La mia serata a Wolfsburg in mezzo agli ultras del Napoli

A differenza della precedente sfortunata trasferta a Dortmund, stavolta avevo deciso di scegliere il settore ospiti. Avevo ritenuto che questa impresa fosse più ardua e richiedesse una dedizione totale ed incondizionata alla causa: nessun contatto con qualsivoglia forma di vita, evento umano o naturale al di fuori del Volkswagen Arena, e due ore nelle quali il napoletano dovesse tassativamente essere l’unico idioma accettato per qualunque comunicazione tra esseri senzienti. Ivi compresi gli steward. Che, invero, mi hanno guardato alquanto strano quando ho chiesto: “Addò m’aggia assettà?”

Come previsto, mi sono ritrovato nel mezzo del nutritissimo gruppo di ultras. Ora, è chiaro che io e il mondo del tifo organizzato parliamo due lingue diverse, e molto spesso ci riferiamo a concetti molto distanti che pure in apparenza possono sembrare identici. Ad esempio: se ho comprato, molto salato, un biglietto con un numero di settore, fila e posto, mi aspetto di poter occupare proprio quello, senza dover lasciare il seggiolino ad un gruppo che scivola compatto in centinaia sugli spalti, a mo’ di valanga. Ma un sano senso pratico mi aveva suggerito di sorvolare, una volta entrato, su questi piccoli particolari. Per concentrarsi esclusivamente sul quarto di finale, e sul viso di quei giocatori e quell’allenatore che posso ammirare così di rado.

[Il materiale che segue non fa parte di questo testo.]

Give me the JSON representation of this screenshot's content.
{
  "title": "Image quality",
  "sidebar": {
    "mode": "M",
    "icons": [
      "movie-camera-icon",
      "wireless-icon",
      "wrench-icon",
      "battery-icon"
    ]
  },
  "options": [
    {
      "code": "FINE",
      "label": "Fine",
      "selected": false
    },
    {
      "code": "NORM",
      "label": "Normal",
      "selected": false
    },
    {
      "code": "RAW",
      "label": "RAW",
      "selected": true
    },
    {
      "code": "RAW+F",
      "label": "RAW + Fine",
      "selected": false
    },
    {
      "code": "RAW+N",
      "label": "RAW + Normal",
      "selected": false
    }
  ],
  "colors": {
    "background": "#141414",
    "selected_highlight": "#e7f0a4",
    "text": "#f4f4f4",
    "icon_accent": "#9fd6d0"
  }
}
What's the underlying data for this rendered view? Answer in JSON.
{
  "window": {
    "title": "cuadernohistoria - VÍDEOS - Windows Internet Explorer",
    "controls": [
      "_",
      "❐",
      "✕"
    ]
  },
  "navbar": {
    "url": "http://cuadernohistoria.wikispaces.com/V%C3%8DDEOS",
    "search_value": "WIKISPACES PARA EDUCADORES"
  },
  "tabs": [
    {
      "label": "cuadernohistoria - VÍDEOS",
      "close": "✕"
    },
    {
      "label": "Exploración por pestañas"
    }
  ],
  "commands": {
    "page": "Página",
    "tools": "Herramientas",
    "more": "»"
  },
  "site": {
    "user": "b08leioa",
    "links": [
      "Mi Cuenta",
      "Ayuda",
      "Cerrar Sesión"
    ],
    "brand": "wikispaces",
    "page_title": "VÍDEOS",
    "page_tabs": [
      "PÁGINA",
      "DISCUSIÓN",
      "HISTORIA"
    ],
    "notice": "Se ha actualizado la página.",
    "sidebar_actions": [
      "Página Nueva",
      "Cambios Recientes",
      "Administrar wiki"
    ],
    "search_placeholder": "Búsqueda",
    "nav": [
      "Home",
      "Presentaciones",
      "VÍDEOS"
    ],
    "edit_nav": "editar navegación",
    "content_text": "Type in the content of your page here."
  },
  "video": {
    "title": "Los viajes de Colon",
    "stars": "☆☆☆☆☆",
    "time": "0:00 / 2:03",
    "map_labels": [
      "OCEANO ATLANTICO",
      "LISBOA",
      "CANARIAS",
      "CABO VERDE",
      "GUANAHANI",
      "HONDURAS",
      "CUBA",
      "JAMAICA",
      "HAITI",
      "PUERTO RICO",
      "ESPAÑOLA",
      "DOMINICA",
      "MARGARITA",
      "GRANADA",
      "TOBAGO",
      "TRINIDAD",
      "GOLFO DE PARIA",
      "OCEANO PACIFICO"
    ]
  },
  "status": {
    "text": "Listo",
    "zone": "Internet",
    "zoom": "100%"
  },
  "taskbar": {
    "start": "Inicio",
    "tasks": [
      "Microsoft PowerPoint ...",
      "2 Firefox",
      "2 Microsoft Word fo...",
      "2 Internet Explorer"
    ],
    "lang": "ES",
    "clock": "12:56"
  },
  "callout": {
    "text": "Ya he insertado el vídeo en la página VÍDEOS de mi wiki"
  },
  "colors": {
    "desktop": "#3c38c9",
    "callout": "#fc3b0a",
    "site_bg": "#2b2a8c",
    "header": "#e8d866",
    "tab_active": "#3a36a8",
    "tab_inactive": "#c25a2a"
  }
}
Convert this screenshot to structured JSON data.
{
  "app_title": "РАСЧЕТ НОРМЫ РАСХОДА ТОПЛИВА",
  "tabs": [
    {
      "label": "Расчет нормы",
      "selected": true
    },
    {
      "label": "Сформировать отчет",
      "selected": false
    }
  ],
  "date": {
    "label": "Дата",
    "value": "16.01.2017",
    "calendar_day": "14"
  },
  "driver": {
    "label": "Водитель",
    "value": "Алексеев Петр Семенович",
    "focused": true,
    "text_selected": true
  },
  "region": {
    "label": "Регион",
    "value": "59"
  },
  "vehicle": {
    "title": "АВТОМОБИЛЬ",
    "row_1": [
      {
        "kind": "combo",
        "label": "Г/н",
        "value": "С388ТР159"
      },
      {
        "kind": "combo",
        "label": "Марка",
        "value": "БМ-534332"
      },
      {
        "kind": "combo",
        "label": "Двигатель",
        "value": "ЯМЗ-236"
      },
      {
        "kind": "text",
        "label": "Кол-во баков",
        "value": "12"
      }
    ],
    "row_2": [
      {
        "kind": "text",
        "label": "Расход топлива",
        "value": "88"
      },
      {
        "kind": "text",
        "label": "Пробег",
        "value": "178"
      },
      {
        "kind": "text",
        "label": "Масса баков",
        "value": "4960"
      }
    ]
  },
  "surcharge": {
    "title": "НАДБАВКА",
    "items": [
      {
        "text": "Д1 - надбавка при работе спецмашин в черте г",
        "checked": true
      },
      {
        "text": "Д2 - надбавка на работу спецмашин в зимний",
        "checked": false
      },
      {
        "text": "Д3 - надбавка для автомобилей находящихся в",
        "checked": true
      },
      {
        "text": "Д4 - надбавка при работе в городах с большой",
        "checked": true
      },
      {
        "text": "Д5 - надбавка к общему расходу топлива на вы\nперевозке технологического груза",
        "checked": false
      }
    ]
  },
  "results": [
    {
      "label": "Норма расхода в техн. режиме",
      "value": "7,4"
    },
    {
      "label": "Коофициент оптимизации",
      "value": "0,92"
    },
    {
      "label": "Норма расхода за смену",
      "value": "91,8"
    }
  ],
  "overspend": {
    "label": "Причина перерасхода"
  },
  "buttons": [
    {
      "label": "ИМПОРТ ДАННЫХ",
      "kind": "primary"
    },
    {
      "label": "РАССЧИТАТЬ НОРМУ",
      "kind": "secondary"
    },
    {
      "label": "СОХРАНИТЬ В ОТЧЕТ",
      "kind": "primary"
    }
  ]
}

Ciononostante, personalmente considero quello di ieri un buon esperimento di convivenza tra me e gli ultras. Con alcuni tratti simbolici interessanti. Un esempio ne è la gigante bandiera azzurra col viso di Maradona che mi ha sventolato davanti per novanta minuti occludendomi la visuale – come non vederci una simbologia archetipica -, che ho comicamente schivato percorrendo chilometri sui sediolini retrostanti, ma che non ha mancato di impigliarsi nella montatura dei miei occhiali e sfilarmeli per ben due volte, catapultandoli quasi come una cometa tra i tifosi e procurando al sottoscritto e alle sue diottrie una cecità istantanea terrificante ma anche splendente, certo con elementi fantozziani ma credo anche molto simili ad una crisi mistica, una confusa visione profetica. (Tra parentesi, due volte sono volati via gli occhiali nel primo tempo, e due volte il Napoli ha bucato la porta a pochi metri da noi, per cui sono stato quasi tentato dal chiedere agli sbandieratori di sfilarmeli almeno un’altra volta nella ripresa, me consenziente. Ma non è stata necessario).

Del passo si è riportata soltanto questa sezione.